Lobby de combustíveis fósseis é maior que delegações africanas na 'COP da África'

Por ANA CAROLINA AMARAL

SHARM EL-SHEIKH, EGITO (FOLHAPRESS) - Vestidos com paletó e gravata, três executivos observam, enfileirados, o quadro dourado de patrocínios do pavilhão do Egito, país anfitrião da COP27, conferência do clima da ONU que ocorre até o dia 18 na cidade de Sharm el-Sheikh.

"Estamos pensando em patrocinar a COP no ano que vem", um deles explica à reportagem e se apresenta. É Gareth Wynn, chefe de comunicação da Taqa, empresa nacional de gás dos Emirados Árabes, país-sede da próxima edição da COP.

O grupo pertence a uma das grandes delegações da COP: a dos combustíveis fósseis (como petróleo, gás e carvão). O setor tem 636 representantes na conferência deste ano. O número é 26% maior do que na COP26, no ano passado, quando tinha 503 lobistas.

"Há um aumento da influência da indústria de combustíveis fósseis nas negociações sobre o clima que já estão repletas de acusações de censura da sociedade civil e influência corporativa", afirma uma nota das organizações Corporate Accountability, Corporate Europe Observatory e Global Witness, que mapearam conjuntamente a presença do setor na conferência.

A reportagem procurou a Convenção-Quadro do Clima da ONU para comentar os números, mas não obteve retorno até o momento da publicação.

A análise percorreu a lista de credenciados na COP, verificando tanto os nomes diretamente afiliados a corporações de combustíveis fósseis -como Shell, Chevron e BP- quanto membros que atuam em nome da indústria de combustíveis fósseis e foram credenciados por delegações nacionais.

Os Emirados Árabes Unidos -que registraram 1.070 delegados neste ano, enquanto levaram apenas 176 no último ano- têm 70 nomes classificados como lobistas de combustíveis fósseis pela pesquisa, que ainda é preliminar.

Outros 28 países trazem lobistas do setor em suas delegações nacionais. A Rússia é a segunda maior casa para os representantes das energias fósseis, com 33 lobistas em sua delegação, aponta o relatório.

Presidida por um país africano, a conferência é apelidada de "COP da África" por conta da expectativa de o continente conseguir pautar nas negociações as agendas que lhe são mais urgentes, como a adaptação climática, o financiamento e as reparações por perdas e danos.

No entanto, o lobby dos fósseis traz à COP uma delegação maior do que qualquer delegação africana, ainda segundo a análise.

As três organizações que levantaram os dados são parte de uma coalizão que tem pedido à ONU para barrar o credenciamento de lobistas das energias fósseis.

"É hora de expulsar os grandes poluidores. Chega de deixá-los escrever as regras ou bancar as negociações sobre o clima", diz Phillip Jakpor, representante da Corporate Accountability e da Participação Pública da África (CAPPA).
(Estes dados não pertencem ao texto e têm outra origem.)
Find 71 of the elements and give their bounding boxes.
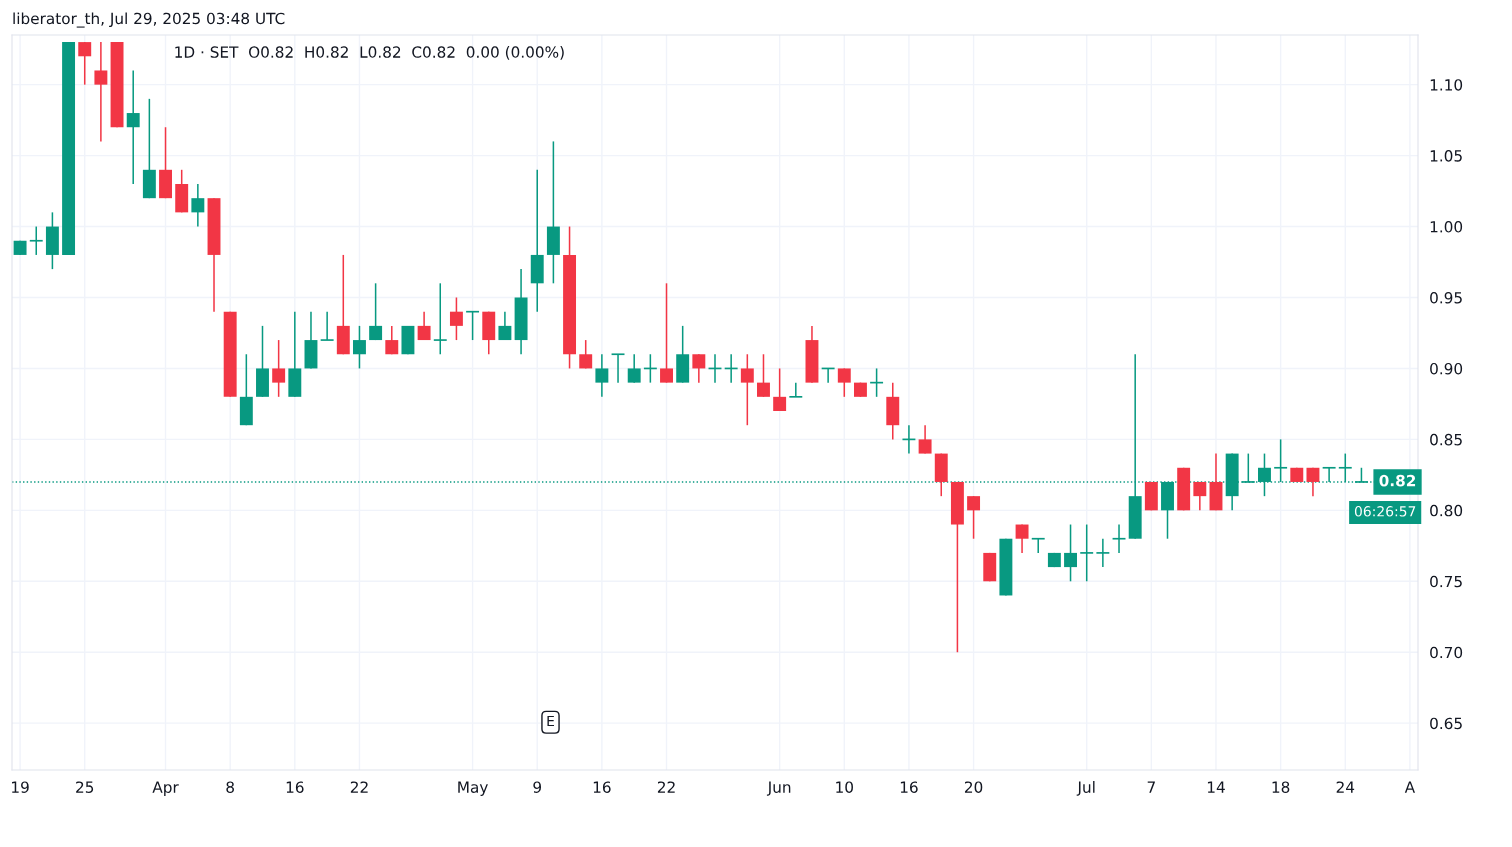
- candlestick: [385, 325, 399, 356]
- y-tick-label: 0.90: [1430, 362, 1463, 375]
- x-tick-label: 9: [533, 781, 542, 793]
- candlestick: [1079, 523, 1095, 583]
- x-tick-label: 16: [286, 781, 304, 793]
- ref-line-label: 0.82: [1379, 474, 1416, 487]
- candlestick: [660, 282, 673, 384]
- y-tick-label: 0.70: [1430, 646, 1463, 659]
- y-tick-label: 1.05: [1430, 150, 1462, 162]
- candlestick: [918, 424, 932, 455]
- x-tick-label: 7: [1147, 781, 1155, 793]
- text: 1D · SET O0.82 H0.82 L0.82 C0.82 0.00 (0.00%): [175, 46, 564, 60]
- candlestick: [837, 367, 851, 398]
- candlestick: [432, 282, 448, 356]
- candlestick: [967, 495, 981, 540]
- x-tick-label: Jul: [1076, 781, 1095, 796]
- candlestick: [272, 339, 286, 398]
- candlestick: [1064, 523, 1077, 583]
- candlestick: [610, 353, 626, 384]
- candlestick: [627, 353, 641, 384]
- candlestick: [692, 353, 706, 384]
- candlestick: [353, 325, 366, 370]
- candlestick: [1111, 523, 1127, 554]
- candlestick: [28, 225, 44, 256]
- candlestick: [465, 310, 480, 341]
- y-tick-label: 1.10: [1430, 79, 1463, 91]
- candlestick: [740, 353, 754, 426]
- x-tick-label: 22: [657, 781, 675, 793]
- candlestick: [1030, 537, 1046, 554]
- candlestick: [449, 296, 463, 341]
- x-tick-label: 8: [226, 781, 234, 793]
- x-tick-label: 10: [836, 781, 853, 793]
- x-tick-label: Apr: [152, 781, 179, 796]
- candlestick: [94, 41, 108, 143]
- x-tick-label: 19: [12, 781, 29, 793]
- candlestick: [191, 183, 205, 228]
- x-tick-label: 18: [1272, 781, 1290, 793]
- x-tick-label: A: [1404, 781, 1416, 793]
- annotation: 06:26:57: [1354, 506, 1416, 517]
- candlestick: [1095, 537, 1111, 568]
- candlestick: [126, 69, 140, 185]
- candlestick: [773, 367, 787, 412]
- y-tick-label: 0.80: [1430, 504, 1463, 517]
- annotation: E: [547, 715, 554, 727]
- candlestick: [788, 381, 804, 398]
- candlestick: [757, 353, 770, 398]
- y-tick-label: 1.00: [1430, 221, 1463, 233]
- text: liberator_th, Jul 29, 2025 03:48 UTC: [13, 12, 285, 28]
- y-tick-label: 0.65: [1430, 717, 1462, 730]
- candlestick: [1193, 481, 1207, 512]
- candlestick: [498, 310, 512, 341]
- x-tick-label: May: [458, 781, 488, 796]
- x-tick-label: 25: [76, 781, 94, 793]
- x-tick-label: 22: [350, 781, 368, 793]
- candlestick: [1015, 523, 1029, 554]
- candlestick: [1306, 467, 1320, 497]
- candlestick: [369, 282, 383, 341]
- x-tick-label: Jun: [766, 781, 791, 796]
- candlestick: [319, 310, 335, 341]
- candlestick: [579, 339, 593, 370]
- x-tick-label: 16: [593, 781, 611, 793]
- y-tick-label: 0.85: [1430, 433, 1462, 446]
- candlestick: [595, 353, 609, 398]
- x-tick-label: 24: [1336, 781, 1355, 793]
- x-tick-label: 16: [900, 781, 918, 793]
- y-tick-label: 0.95: [1430, 291, 1462, 304]
- x-tick-label: 14: [1207, 781, 1225, 793]
- candlestick: [417, 310, 431, 341]
- y-tick-label: 0.75: [1430, 575, 1462, 588]
- candlestick: [78, 41, 92, 86]
- x-tick-label: 20: [964, 781, 983, 793]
"Os lobistas do tabaco não seriam bem-vindos nas conferências de saúde, os traficantes de armas não podem promover seu comércio em convenções de paz. Aqueles que perpetuam o vício mundial em combustíveis fósseis não devem ser autorizados a passar pelas portas de uma conferência climática. É hora de os governos saírem dos bolsos dos poluidores", completa.

A análise ainda avalia que, enquanto permite a presença de lobistas cujos interesses são contrários ao propósito da conferência, a COP27 inviabilizou a participação de ativistas, movimentos sociais e indígenas, por conta de altos custos logísticos e de hospedagem, além de repressões do governo ditatorial do Egito a manifestações da sociedade civil.

Há mais lobistas de combustíveis fósseis registrados do que representantes dos dez países mais impactados pelas mudanças climáticas de acordo com o ranking da GermanWatch (Porto Rico, Mianmar, Haiti, Filipinas, Moçambique, Bahamas, Bangladesh, Paquistão, Tailândia e Nepal), destaca o estudo.

A crise energética na Europa decorrente da Guerra da Ucrânia trouxe ainda mais força para o setor, que ganhou legitimação política para receber investimentos no curto e médio prazo, embora seja o maior causador global das mudanças climáticas.

Boa parte das metas nacionais e setoriais para o Acordo de Paris preveem zerar, até 2050, as emissões líquidas -ou seja, ainda será possível emitir, desde que com ações de compensação, como o plantio de árvores, que sequestrem o gás carbônico de volta para a terra.

O setor tem apostado em brechas como essa, além de paliativos como tecnologias menos poluidoras, para se manter atuante. No entanto, cada vez mais a ciência, os líderes políticos e até mesmo o secretário-geral da ONU, António Guterres, tem defendido que é preciso banir investimentos em fósseis, forçando uma guinada definitiva no setor energético para as renováveis.